Fan considered this. “My mother was definitely human, as was my father. My grandfather committed suicide when my grandmother disappeared. So I guess the only unknown variable is my grandmother. But that makes no sense, because I ended up being special and Jive was completely normal…” she trailed off, frowning deeper.
“It seems some of the pieces are fitting together,” Sanguine said. “That was the other thing we found out. Those missing Regenerators? I was one of them. Crey seems to have found a toxin that slows the regeneration process of meta-humans. And demons,” she added. “And it eventually kills whoever is injected with it. They must have known you were weak to quantum technology, Fan. How else could they have gotten a toxin into your bloodstream without your body naturally rejecting it?”
“If that’s true, then we’re dealing with forces that are already several steps ahead of us,” Duran said gravely. “We’ll need to find an advantage, and fast.”
Sanguine looked at Sator, as if communicating with him silently. “We don’t have time to look right now. There’s already another attack in progress. Does Lockhart Industries sound familiar?”
Fan shot out of bed, ignoring her weariness. “I’m on it.”
“No you’re not,” Sanguine protested.
Fan glared at her threateningly.
“Well, at least take Duran with you,” Sanguine pleaded.
Fan sighed, and then nodded in agreement.
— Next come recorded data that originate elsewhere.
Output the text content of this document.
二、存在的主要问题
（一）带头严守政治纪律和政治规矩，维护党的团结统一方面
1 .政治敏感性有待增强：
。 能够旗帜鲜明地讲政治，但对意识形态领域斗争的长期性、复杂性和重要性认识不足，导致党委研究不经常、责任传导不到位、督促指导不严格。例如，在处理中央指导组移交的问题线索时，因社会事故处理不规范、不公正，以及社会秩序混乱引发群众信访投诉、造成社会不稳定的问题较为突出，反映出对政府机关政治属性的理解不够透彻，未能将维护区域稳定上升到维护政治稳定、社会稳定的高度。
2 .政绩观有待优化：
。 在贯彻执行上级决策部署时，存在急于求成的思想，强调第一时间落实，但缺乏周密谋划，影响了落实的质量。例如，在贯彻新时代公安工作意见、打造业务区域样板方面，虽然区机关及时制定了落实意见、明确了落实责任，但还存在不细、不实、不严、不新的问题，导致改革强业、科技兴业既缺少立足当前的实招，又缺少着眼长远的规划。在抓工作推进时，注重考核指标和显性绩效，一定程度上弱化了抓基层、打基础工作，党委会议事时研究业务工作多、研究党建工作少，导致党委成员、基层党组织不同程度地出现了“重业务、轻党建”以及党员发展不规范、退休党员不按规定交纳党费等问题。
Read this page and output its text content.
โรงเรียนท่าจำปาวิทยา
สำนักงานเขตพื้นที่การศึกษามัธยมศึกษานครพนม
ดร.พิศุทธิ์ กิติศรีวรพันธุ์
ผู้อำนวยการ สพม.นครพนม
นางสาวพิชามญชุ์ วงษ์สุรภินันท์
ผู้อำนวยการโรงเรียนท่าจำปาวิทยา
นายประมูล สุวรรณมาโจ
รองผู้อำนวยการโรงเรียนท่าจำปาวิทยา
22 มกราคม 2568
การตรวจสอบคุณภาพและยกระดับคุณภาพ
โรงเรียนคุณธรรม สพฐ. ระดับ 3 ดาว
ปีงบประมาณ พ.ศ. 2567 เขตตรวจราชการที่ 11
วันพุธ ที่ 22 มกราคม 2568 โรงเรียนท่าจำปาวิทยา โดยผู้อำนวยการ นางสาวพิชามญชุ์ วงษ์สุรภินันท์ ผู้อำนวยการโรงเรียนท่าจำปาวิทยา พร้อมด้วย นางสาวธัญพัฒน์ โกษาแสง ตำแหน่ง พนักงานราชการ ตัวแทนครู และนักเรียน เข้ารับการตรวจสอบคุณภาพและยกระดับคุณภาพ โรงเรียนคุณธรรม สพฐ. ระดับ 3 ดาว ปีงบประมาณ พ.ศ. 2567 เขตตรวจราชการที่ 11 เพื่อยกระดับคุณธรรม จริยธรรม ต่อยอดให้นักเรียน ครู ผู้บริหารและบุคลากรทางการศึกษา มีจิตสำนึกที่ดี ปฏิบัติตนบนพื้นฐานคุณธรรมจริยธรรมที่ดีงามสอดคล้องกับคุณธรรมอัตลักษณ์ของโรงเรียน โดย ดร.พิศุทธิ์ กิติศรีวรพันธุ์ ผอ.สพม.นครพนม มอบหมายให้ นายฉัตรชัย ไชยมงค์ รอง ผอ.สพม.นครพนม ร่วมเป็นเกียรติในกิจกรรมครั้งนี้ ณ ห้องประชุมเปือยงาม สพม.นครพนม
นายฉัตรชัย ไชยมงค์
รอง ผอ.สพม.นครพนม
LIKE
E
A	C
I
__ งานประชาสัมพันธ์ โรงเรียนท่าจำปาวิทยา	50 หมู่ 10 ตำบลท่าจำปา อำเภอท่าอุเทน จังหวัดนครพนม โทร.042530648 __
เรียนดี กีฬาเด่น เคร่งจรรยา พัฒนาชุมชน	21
Duran didn’t seem to mind being drafted into the task. He’d never complain about a chance to take down some villains.
“Medicine: Please Take,” Sator said to Fan, offering her two pills from a bottle. “Will Counter-Act: Toxins: Limited Time,” he explained.
“Thanks,” Fan said, and took the pills. “At least someone knows better than to try to stop me,” she teased.
Sanguine grunted and stalked out of the room. Fan looked after her, concerned. “Crey will pay for what they did to her. I’m going to make sure of that.”
“What is our task, Sator?” Duran asked.
“Fan: Already Understands,” Sator answered simply, and followed Sanguine out of the room. He was still distracted by the disturbing news that Duran had given him about Tk’Lankah.
Duran turned to Fan. “I’ll explain when we’re there,” she said, answering his silent question. “We need to hurry.”
Jennifer was dying.
This was disturbingly clear to her as she lay on the cold street, bleeding from various burns and cuts. She didn’t know why she had attacked the 5th Column soldiers. She was, after all, only human. And humans died. She was not immortal, or different, or powerful.
The 5th Column had trapped a beautiful, bright-blue creature, and for some reason Jennifer thought she could help. That she should help. She had failed, and now she would die for her foolishness.
Something cool and pleasant touched her cheek. She recognized it as one of the tendrils of the alien. Was it sympathetic? She couldn’t tell. It had no form, yet it had been capable of blasting the soldiers with its brilliant white light as soon as Jennifer had opened the cage. But the alien was too late to stop the soldiers from attacking Jennifer.
Jennifer’s vision dimmed, and the alien was more urgent in its attempts to gain her attention. Was it… trying to talk to her? She struggled to focus on the creature, and was rewarded with a beautiful, sonorous voice in her head.
You saved me.
Jennifer nodded weakly. Her head was pounding.
“Wh-What are you?” Jennifer managed to whisper through the relentless pain that assaulted her.
I am a Kheldian. I want to offer you a chance to be reborn… as a Peacebringer. I can tell you have a good soul. Will you be my host?
Jennifer nodded, though the motion was so slight, she wasn’t sure the Kheldian would have noticed it.